Et puis cette respiration un peu forcée s'est ralentie, je l'ai vu arriver, pendant quelques secondes, le moment où à force de ralentir, elle allait s'arrêter. Je lui ai parlé, massé la poitrine, j'avais envie de le frapper, de le cogner, il ne fallait pas qu'il s'arrête de respirer, non, ne t'arrête pas. J'étais terrifiée.

Le dernier souffle a été si léger que je l'ai à peine entendu.

Allongée par terre, dans la cuisine, je ferme les yeux, comme il l'a fait. Je crois qu'il savait, lui, que c'était fini.

Moi, un mois plus tard, je ne suis toujours pas tout à fait sûre que ça l'est. Par moments, cette incertitude me ravage les tripes. Il n'est pas possible qu'il m'ait laissée comme ça, sur le sol de la cuisine, c'est une possibilité nulle, ça ne peut pas être arrivé. Je suis dans un cauchemar, il va revenir, il est en déplacement, il me fait une blague.

Lui avait conscience que c'était fini. Avant sa dernière série de respirations laborieuses, il s'est tourné vers moi et m'a dit “Désolé...”. Ce mot me coupe le souffle, encore maintenant.

Avant-propos

Le 12 aout 2024, à l'heure du petit-déjeuner, mon amoureux est mort. Il n'était pas malade, il n'avait pas de problèmes de santé ni de condition médicale particulière, il n'était pas vieux, nous rentrions de vacances où nous avions joyeusement marché sur les sentiers de Lozère pendant une semaine quand tout à coup, il a fait un malaise et voilà. Ni les premiers soins donnés par les pompiers, ni les grands moyens déployés à coup d'hélicoptère n'ont permis de le sauver. Il était mort quand ils sont arrivés et il n'y a pas eu de miracle.

Depuis, je survis. J'oscille entre incompréhension et colère, entre chagrin et souvenirs, dans cette zone grise où je n'ai pas encore tiré un trait sur lui, sur nous, sur ce que nous avions construit et ce qu'il nous restait à vivre. Ma vie est entrée brutalement dans une sorte de tourbillon qui m'aspire vers le grand vide qui réside au fond de mon ventre.

Demain, cela fera 31 jours. Il a été incinéré, conformément aux seuls souhaits qu'il avait formulés un jour, puis ses cendres ont été dispersées dans la forêt qu'il aimait tant, une initiative que j'ai prise seule mais je pense qu'il aurait apprécié. Beaucoup de gens sont venus lui rendre hommage, cela a été un beau moment, de l'avis général, plein d'émotions et d'humanité.

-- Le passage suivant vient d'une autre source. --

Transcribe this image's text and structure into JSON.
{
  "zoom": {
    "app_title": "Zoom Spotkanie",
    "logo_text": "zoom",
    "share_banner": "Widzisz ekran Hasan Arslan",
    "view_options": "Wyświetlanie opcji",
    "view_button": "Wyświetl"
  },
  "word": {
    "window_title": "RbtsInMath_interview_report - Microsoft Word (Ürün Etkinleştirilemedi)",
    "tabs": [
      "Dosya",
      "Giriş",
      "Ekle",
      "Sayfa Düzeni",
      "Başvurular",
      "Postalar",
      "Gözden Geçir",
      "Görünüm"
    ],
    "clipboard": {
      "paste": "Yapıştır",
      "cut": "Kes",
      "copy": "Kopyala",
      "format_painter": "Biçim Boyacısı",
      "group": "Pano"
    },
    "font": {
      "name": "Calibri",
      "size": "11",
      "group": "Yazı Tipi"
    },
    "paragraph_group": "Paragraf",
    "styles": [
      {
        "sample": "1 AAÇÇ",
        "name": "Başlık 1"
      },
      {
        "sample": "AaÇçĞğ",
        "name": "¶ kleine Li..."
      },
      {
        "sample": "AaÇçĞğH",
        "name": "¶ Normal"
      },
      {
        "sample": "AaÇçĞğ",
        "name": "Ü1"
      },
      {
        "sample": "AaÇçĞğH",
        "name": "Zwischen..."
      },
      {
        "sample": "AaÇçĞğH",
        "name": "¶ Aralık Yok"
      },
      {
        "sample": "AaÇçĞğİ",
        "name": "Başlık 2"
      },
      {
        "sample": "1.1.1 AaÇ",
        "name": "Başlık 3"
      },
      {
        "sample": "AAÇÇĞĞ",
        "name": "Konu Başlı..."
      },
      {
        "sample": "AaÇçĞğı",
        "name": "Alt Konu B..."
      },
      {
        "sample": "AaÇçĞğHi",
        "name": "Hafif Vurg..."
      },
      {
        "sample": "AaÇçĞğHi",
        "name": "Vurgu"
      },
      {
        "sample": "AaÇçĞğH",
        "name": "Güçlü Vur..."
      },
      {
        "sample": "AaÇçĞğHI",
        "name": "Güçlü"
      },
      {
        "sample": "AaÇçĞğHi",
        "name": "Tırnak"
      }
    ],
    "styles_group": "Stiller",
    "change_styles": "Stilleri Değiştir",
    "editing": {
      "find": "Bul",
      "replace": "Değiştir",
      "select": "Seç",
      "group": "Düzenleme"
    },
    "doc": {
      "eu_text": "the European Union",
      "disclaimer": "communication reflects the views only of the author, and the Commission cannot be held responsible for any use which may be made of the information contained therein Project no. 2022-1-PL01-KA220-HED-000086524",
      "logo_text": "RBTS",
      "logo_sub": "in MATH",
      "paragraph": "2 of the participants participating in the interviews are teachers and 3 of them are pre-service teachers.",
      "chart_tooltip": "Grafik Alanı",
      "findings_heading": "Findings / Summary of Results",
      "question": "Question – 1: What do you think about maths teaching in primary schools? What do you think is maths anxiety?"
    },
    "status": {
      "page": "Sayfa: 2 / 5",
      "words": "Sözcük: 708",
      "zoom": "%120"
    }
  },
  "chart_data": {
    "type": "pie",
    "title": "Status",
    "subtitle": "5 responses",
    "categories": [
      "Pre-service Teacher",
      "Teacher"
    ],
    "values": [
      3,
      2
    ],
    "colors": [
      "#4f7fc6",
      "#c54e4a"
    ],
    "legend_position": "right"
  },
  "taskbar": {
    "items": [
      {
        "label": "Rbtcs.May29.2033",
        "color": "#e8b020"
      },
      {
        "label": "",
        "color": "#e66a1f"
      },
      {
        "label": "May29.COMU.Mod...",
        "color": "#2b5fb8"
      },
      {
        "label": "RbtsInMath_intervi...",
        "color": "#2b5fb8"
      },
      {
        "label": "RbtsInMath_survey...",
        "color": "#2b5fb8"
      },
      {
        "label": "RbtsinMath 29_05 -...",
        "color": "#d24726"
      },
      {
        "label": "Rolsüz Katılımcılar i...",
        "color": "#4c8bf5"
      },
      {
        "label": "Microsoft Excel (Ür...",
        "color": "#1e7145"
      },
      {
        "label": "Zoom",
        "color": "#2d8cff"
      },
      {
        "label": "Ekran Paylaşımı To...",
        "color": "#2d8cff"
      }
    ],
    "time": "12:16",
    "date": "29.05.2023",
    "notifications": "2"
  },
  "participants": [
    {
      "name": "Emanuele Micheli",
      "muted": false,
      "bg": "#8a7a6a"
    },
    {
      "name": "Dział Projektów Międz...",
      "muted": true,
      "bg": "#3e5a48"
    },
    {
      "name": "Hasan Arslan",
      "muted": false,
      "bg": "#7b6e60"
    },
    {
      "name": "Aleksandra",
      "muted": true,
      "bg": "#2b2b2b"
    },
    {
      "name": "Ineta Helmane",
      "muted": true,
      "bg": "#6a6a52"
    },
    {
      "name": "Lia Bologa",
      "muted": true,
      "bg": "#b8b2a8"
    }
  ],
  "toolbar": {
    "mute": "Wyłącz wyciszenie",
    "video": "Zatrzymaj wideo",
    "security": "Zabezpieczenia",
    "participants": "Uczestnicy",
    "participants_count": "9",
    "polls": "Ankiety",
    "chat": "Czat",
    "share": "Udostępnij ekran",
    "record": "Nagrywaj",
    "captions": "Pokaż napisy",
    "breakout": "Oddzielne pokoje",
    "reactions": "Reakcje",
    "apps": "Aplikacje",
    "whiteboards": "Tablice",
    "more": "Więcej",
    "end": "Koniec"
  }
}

Et aujourd'hui, je me retrouve seule, face à l'immensité de son absence qui me dévore le bide et qui par moments, me submerge de chagrin.

Alors je vais écrire. Je ne sais pas encore bien quelle forme cela va prendre mais je vais essayer de poser des mots sur cette disparition, pour apprivoiser cette “vie d'après lui”.